La construction du premier réacteur nucléaire de type EPR a commencé à Flamanville (Manche) fin 2007 sous la direction d'EDF. Sauf imprévu, sa mise en service aura lieu en 2012. Cette information est à mettre au conditionnel car ce chantier a déjà connu quelques difficultés. L'Autorité de sûreté nucléaire avait constaté en mai dernier des fissures à la suite de la coulée d'un bloc de béton composant la plate-forme de l'îlot nucléaire de l'EPR. Le chantier avait été interrompu mais les travaux ont repris le 19 juin.
Pour les écologistes, la construction d'un deuxième réacteur de type EPR en France serait aberrante et stupide. Yannick Jadot, directeur des campagnes de Greenpeace France, a déclaré jeudi : Cette décision unilatérale de Nicolas Sarkozy sonne en partie la mort du Grenelle de l'environnement dont la feuille de route donnait la priorité absolue aux économies d'énergie et au développement des renouvelables. On ne fait pas rouler des voitures avec du nucléaire".

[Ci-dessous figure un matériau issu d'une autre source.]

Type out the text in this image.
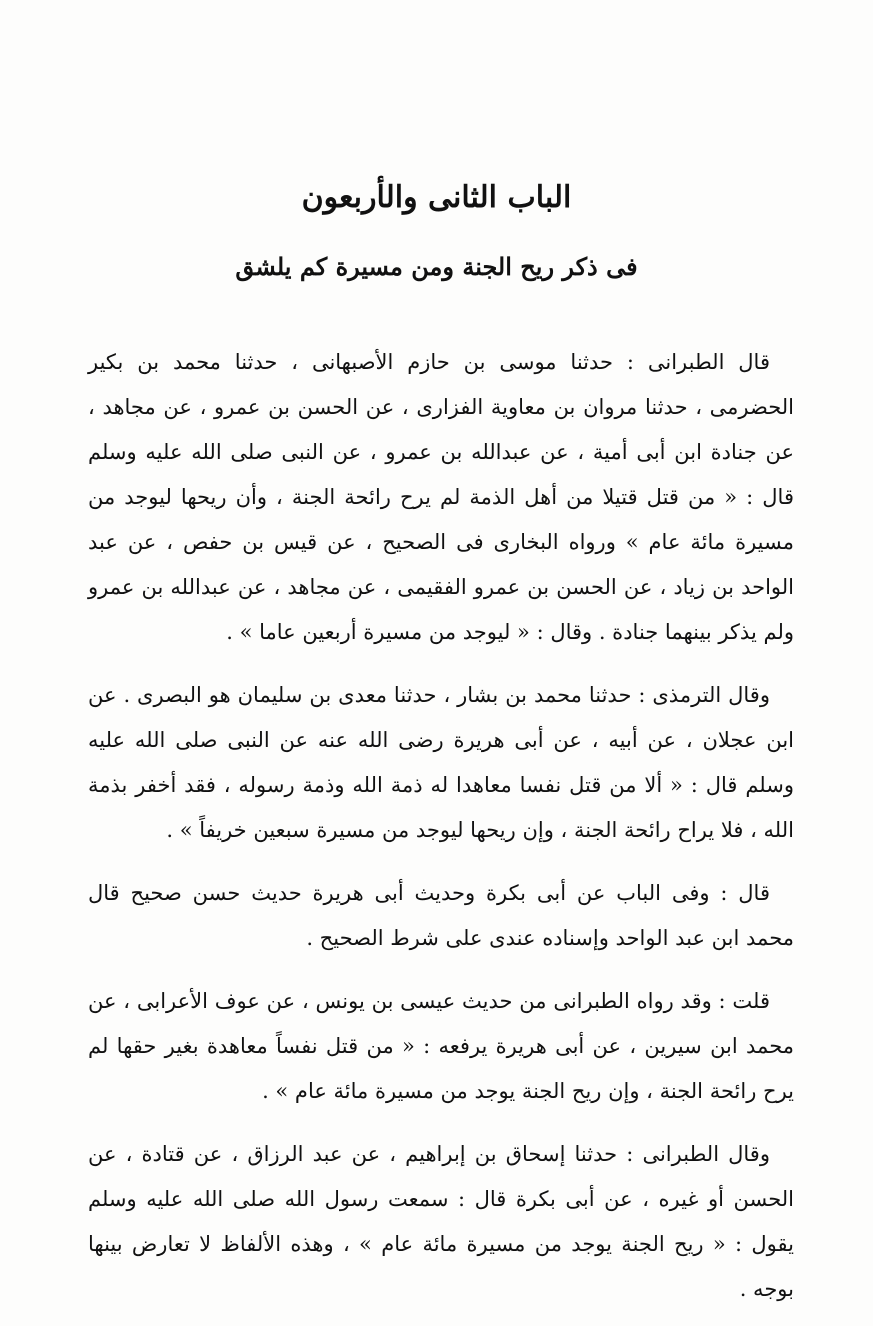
الباب الثانى والأربعون
فى ذكر ريح الجنة ومن مسيرة كم يلشق

قال الطبرانى : حدثنا موسى بن حازم الأصبهانى ، حدثنا محمد بن بكير الحضرمى ، حدثنا مروان بن معاوية الفزارى ، عن الحسن بن عمرو ، عن مجاهد ، عن جنادة ابن أبى أمية ، عن عبدالله بن عمرو ، عن النبى صلى الله عليه وسلم قال : « من قتل قتيلا من أهل الذمة لم يرح رائحة الجنة ، وأن ريحها ليوجد من مسيرة مائة عام » ورواه البخارى فى الصحيح ، عن قيس بن حفص ، عن عبد الواحد بن زياد ، عن الحسن بن عمرو الفقيمى ، عن مجاهد ، عن عبدالله بن عمرو ولم يذكر بينهما جنادة . وقال : « ليوجد من مسيرة أربعين عاما » .

وقال الترمذى : حدثنا محمد بن بشار ، حدثنا معدى بن سليمان هو البصرى . عن ابن عجلان ، عن أبيه ، عن أبى هريرة رضى الله عنه عن النبى صلى الله عليه وسلم قال : « ألا من قتل نفسا معاهدا له ذمة الله وذمة رسوله ، فقد أخفر بذمة الله ، فلا يراح رائحة الجنة ، وإن ريحها ليوجد من مسيرة سبعين خريفاً » .

قال : وفى الباب عن أبى بكرة وحديث أبى هريرة حديث حسن صحيح قال محمد ابن عبد الواحد وإسناده عندى على شرط الصحيح .

قلت : وقد رواه الطبرانى من حديث عيسى بن يونس ، عن عوف الأعرابى ، عن محمد ابن سيرين ، عن أبى هريرة يرفعه : « من قتل نفساً معاهدة بغير حقها لم يرح رائحة الجنة ، وإن ريح الجنة يوجد من مسيرة مائة عام » .

وقال الطبرانى : حدثنا إسحاق بن إبراهيم ، عن عبد الرزاق ، عن قتادة ، عن الحسن أو غيره ، عن أبى بكرة قال : سمعت رسول الله صلى الله عليه وسلم يقول : « ريح الجنة يوجد من مسيرة مائة عام » ، وهذه الألفاظ لا تعارض بينها بوجه .
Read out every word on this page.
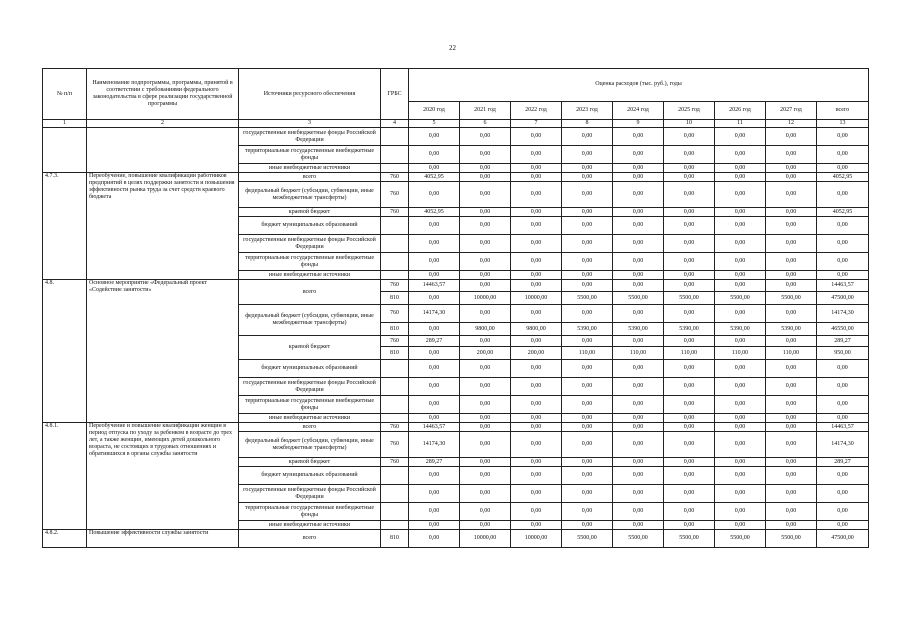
22
№ п/п	Наименование подпрограммы, программы, принятой в соответствии с требованиями федерального законодательства в сфере реализации государственной программы	Источники ресурсного обеспечения	ГРБС	Оценка расходов (тыс. руб.), годы								
				2020 год	2021 год	2022 год	2023 год	2024 год	2025 год	2026 год	2027 год	всего
1	2	3	4	5	6	7	8	9	10	11	12	13
		государственные внебюджетные фонды Российской Федерации		0,00	0,00	0,00	0,00	0,00	0,00	0,00	0,00	0,00
		территориальные государственные внебюджетные фонды		0,00	0,00	0,00	0,00	0,00	0,00	0,00	0,00	0,00
		иные внебюджетные источники		0,00	0,00	0,00	0,00	0,00	0,00	0,00	0,00	0,00
4.7.3.	Переобучение, повышение квалификации работников предприятий в целях поддержки занятости и повышения эффективности рынка труда за счет средств краевого бюджета	всего	760	4052,95	0,00	0,00	0,00	0,00	0,00	0,00	0,00	4052,95
		федеральный бюджет (субсидии, субвенции, иные межбюджетные трансферты)	760	0,00	0,00	0,00	0,00	0,00	0,00	0,00	0,00	0,00
		краевой бюджет	760	4052,95	0,00	0,00	0,00	0,00	0,00	0,00	0,00	4052,95
		бюджет муниципальных образований		0,00	0,00	0,00	0,00	0,00	0,00	0,00	0,00	0,00
		государственные внебюджетные фонды Российской Федерации		0,00	0,00	0,00	0,00	0,00	0,00	0,00	0,00	0,00
		территориальные государственные внебюджетные фонды		0,00	0,00	0,00	0,00	0,00	0,00	0,00	0,00	0,00
		иные внебюджетные источники		0,00	0,00	0,00	0,00	0,00	0,00	0,00	0,00	0,00
4.8.	Основное мероприятие «Федеральный проект «Содействие занятости»	всего	760	14463,57	0,00	0,00	0,00	0,00	0,00	0,00	0,00	14463,57
			810	0,00	10000,00	10000,00	5500,00	5500,00	5500,00	5500,00	5500,00	47500,00
		федеральный бюджет (субсидии, субвенции, иные межбюджетные трансферты)	760	14174,30	0,00	0,00	0,00	0,00	0,00	0,00	0,00	14174,30
			810	0,00	9800,00	9800,00	5390,00	5390,00	5390,00	5390,00	5390,00	46550,00
		краевой бюджет	760	289,27	0,00	0,00	0,00	0,00	0,00	0,00	0,00	289,27
			810	0,00	200,00	200,00	110,00	110,00	110,00	110,00	110,00	950,00
		бюджет муниципальных образований		0,00	0,00	0,00	0,00	0,00	0,00	0,00	0,00	0,00
		государственные внебюджетные фонды Российской Федерации		0,00	0,00	0,00	0,00	0,00	0,00	0,00	0,00	0,00
		территориальные государственные внебюджетные фонды		0,00	0,00	0,00	0,00	0,00	0,00	0,00	0,00	0,00
		иные внебюджетные источники		0,00	0,00	0,00	0,00	0,00	0,00	0,00	0,00	0,00
4.8.1.	Переобучение и повышение квалификации женщин в период отпуска по уходу за ребенком в возрасте до трех лет, а также женщин, имеющих детей дошкольного возраста, не состоящих в трудовых отношениях и обратившихся в органы службы занятости	всего	760	14463,57	0,00	0,00	0,00	0,00	0,00	0,00	0,00	14463,57
		федеральный бюджет (субсидии, субвенции, иные межбюджетные трансферты)	760	14174,30	0,00	0,00	0,00	0,00	0,00	0,00	0,00	14174,30
		краевой бюджет	760	289,27	0,00	0,00	0,00	0,00	0,00	0,00	0,00	289,27
		бюджет муниципальных образований		0,00	0,00	0,00	0,00	0,00	0,00	0,00	0,00	0,00
		государственные внебюджетные фонды Российской Федерации		0,00	0,00	0,00	0,00	0,00	0,00	0,00	0,00	0,00
		территориальные государственные внебюджетные фонды		0,00	0,00	0,00	0,00	0,00	0,00	0,00	0,00	0,00
		иные внебюджетные источники		0,00	0,00	0,00	0,00	0,00	0,00	0,00	0,00	0,00
4.8.2.	Повышение эффективности службы занятости	всего	810	0,00	10000,00	10000,00	5500,00	5500,00	5500,00	5500,00	5500,00	47500,00
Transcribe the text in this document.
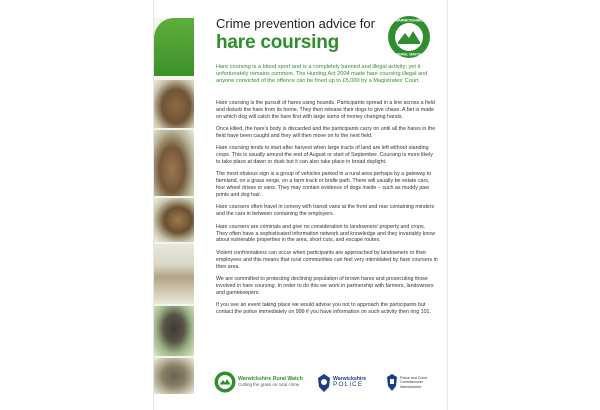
Crime prevention advice for
hare coursing
WARWICKSHIRE
RURAL WATCH
Hare coursing is a blood sport and is a completely banned and illegal activity; yet it unfortunately remains common. The Hunting Act 2004 made hare coursing illegal and anyone convicted of the offence can be fined up to £5,000 by a Magistrates' Court.

Hare coursing is the pursuit of hares using hounds. Participants spread in a line across a field and disturb the hare from its home. They then release their dogs to give chase. A bet is made on which dog will catch the hare first with large sums of money changing hands.

Once killed, the hare's body is discarded and the participants carry on until all the hares in the field have been caught and they will then move on to the next field.

Hare coursing tends to start after harvest when large tracts of land are left without standing crops. This is usually around the end of August or start of September. Coursing is more likely to take place at dawn or dusk but it can also take place in broad daylight.

The most obvious sign is a group of vehicles parked in a rural area perhaps by a gateway to farmland, on a grass verge, on a farm track or bridle path. There will usually be estate cars, four wheel drives or vans. They may contain evidence of dogs inside – such as muddy paw prints and dog hair.

Hare coursers often travel in convoy with transit vans at the front and rear containing minders and the cars in between containing the employers.

Hare coursers are criminals and give no consideration to landowners' property and crops. They often have a sophisticated information network and knowledge and they invariably know about vulnerable properties in the area, short cuts, and escape routes.

Violent confrontations can occur when participants are approached by landowners or their employees and this means that rural communities can feel very intimidated by hare coursers in their area.

We are committed to protecting declining population of brown hares and prosecuting those involved in hare coursing. In order to do this we work in partnership with farmers, landowners and gamekeepers.

If you see an event taking place we would advise you not to approach the participants but contact the police immediately on 999 if you have information on such activity then ring 101.

Warwickshire Rural Watch
Cutting the grass on rural crime
Warwickshire
POLICE
Police and Crime Commissioner Warwickshire
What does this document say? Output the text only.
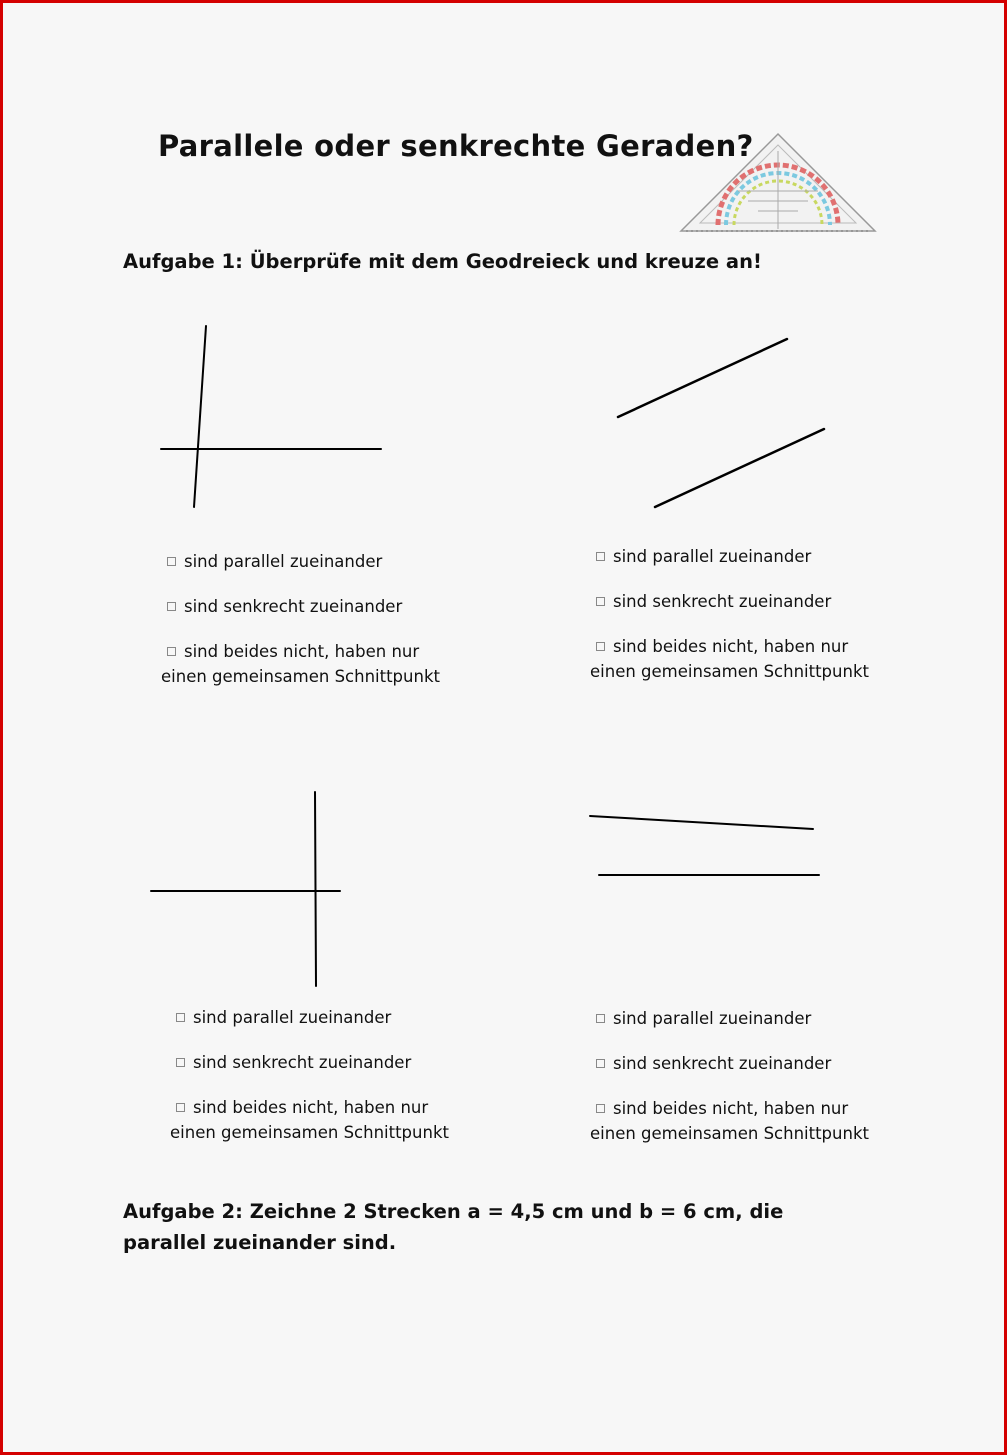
Parallele oder senkrechte Geraden?
Aufgabe 1: Überprüfe mit dem Geodreieck und kreuze an!
sind parallel zueinander
sind senkrecht zueinander
sind beides nicht, haben nur
einen gemeinsamen Schnittpunkt
sind parallel zueinander
sind senkrecht zueinander
sind beides nicht, haben nur
einen gemeinsamen Schnittpunkt
sind parallel zueinander
sind senkrecht zueinander
sind beides nicht, haben nur
einen gemeinsamen Schnittpunkt
sind parallel zueinander
sind senkrecht zueinander
sind beides nicht, haben nur
einen gemeinsamen Schnittpunkt
Aufgabe 2: Zeichne 2 Strecken a = 4,5 cm und b = 6 cm, die parallel zueinander sind.
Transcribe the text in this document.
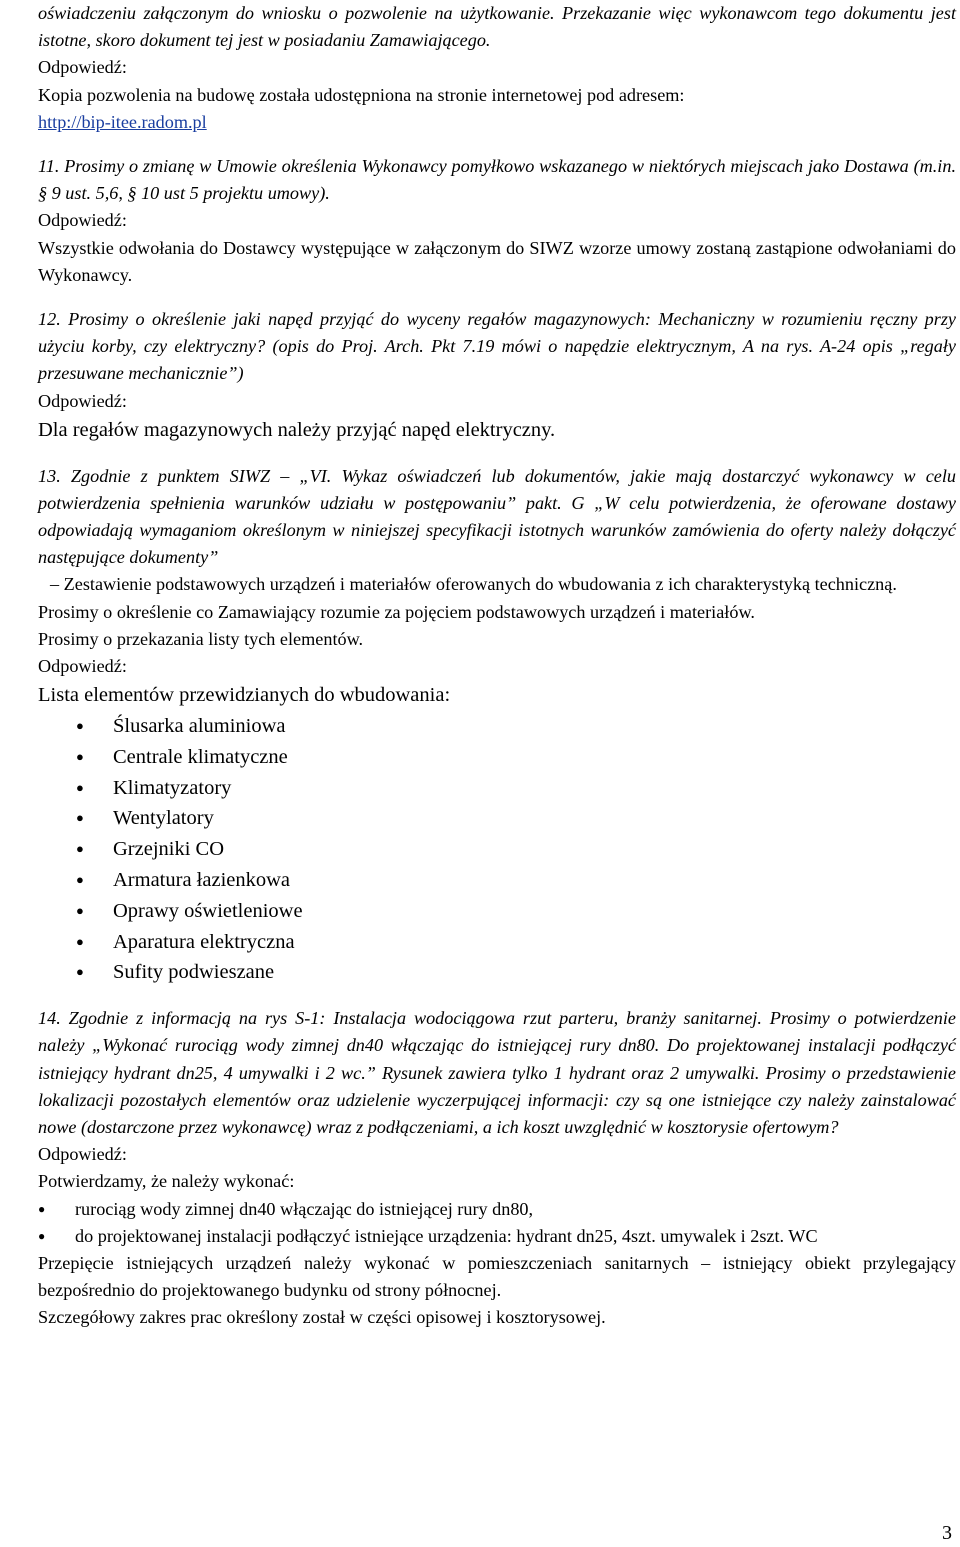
oświadczeniu załączonym do wniosku o pozwolenie na użytkowanie. Przekazanie więc wykonawcom tego dokumentu jest istotne, skoro dokument tej jest w posiadaniu Zamawiającego.

Odpowiedź:

Kopia pozwolenia na budowę została udostępniona na stronie internetowej pod adresem:

http://bip-itee.radom.pl

11. Prosimy o zmianę w Umowie określenia Wykonawcy pomyłkowo wskazanego w niektórych miejscach jako Dostawa (m.in. § 9 ust. 5,6, § 10 ust 5 projektu umowy).

Odpowiedź:

Wszystkie odwołania do Dostawcy występujące w załączonym do SIWZ wzorze umowy zostaną zastąpione odwołaniami do Wykonawcy.

12. Prosimy o określenie jaki napęd przyjąć do wyceny regałów magazynowych: Mechaniczny w rozumieniu ręczny przy użyciu korby, czy elektryczny? (opis do Proj. Arch. Pkt 7.19 mówi o napędzie elektrycznym, A na rys. A-24 opis „regały przesuwane mechanicznie”)

Odpowiedź:

Dla regałów magazynowych należy przyjąć napęd elektryczny.

13. Zgodnie z punktem SIWZ – „VI. Wykaz oświadczeń lub dokumentów, jakie mają dostarczyć wykonawcy w celu potwierdzenia spełnienia warunków udziału w postępowaniu” pakt. G „W celu potwierdzenia, że oferowane dostawy odpowiadają wymaganiom określonym w niniejszej specyfikacji istotnych warunków zamówienia do oferty należy dołączyć następujące dokumenty”

– Zestawienie podstawowych urządzeń i materiałów oferowanych do wbudowania z ich charakterystyką techniczną.

Prosimy o określenie co Zamawiający rozumie za pojęciem podstawowych urządzeń i materiałów.

Prosimy o przekazania listy tych elementów.

Odpowiedź:

Lista elementów przewidzianych do wbudowania:

● Ślusarka aluminiowa
● Centrale klimatyczne
● Klimatyzatory
● Wentylatory
● Grzejniki CO
● Armatura łazienkowa
● Oprawy oświetleniowe
● Aparatura elektryczna
● Sufity podwieszane

14. Zgodnie z informacją na rys S-1: Instalacja wodociągowa rzut parteru, branży sanitarnej. Prosimy o potwierdzenie należy „Wykonać rurociąg wody zimnej dn40 włączając do istniejącej rury dn80. Do projektowanej instalacji podłączyć istniejący hydrant dn25, 4 umywalki i 2 wc.” Rysunek zawiera tylko 1 hydrant oraz 2 umywalki. Prosimy o przedstawienie lokalizacji pozostałych elementów oraz udzielenie wyczerpującej informacji: czy są one istniejące czy należy zainstalować nowe (dostarczone przez wykonawcę) wraz z podłączeniami, a ich koszt uwzględnić w kosztorysie ofertowym?

Odpowiedź:

Potwierdzamy, że należy wykonać:

● rurociąg wody zimnej dn40 włączając do istniejącej rury dn80,
● do projektowanej instalacji podłączyć istniejące urządzenia: hydrant dn25, 4szt. umywalek i 2szt. WC

Przepięcie istniejących urządzeń należy wykonać w pomieszczeniach sanitarnych – istniejący obiekt przylegający bezpośrednio do projektowanego budynku od strony północnej.

Szczegółowy zakres prac określony został w części opisowej i kosztorysowej.

3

Cécile Duflot, secrétaire nationale des Verts, a précisé : "Nous regrettons que les milliards d'euros dépensés ne le soient pas pour les économies d'énergie et des énergies renouvelables. Au mépris de notre avenir, la France devient le show-room du nucléaire pour le VRP Sarkozy et Areva. Les verts rappellent leur opposition la plus ferme et leur détermination à lutter contre la construction du réacteur nucléaire, EPR, inutile, dangereux et coûteux".
Après les chocs pétroliers des années 1970, la France s'est tournée vers l'énergie nucléaire. Avec la construction de dizaine de réactions, la France a réduit sa dépendance au pétrole et a multiplié par dix la part de l'électricité d'origine nucléaire depuis 1974.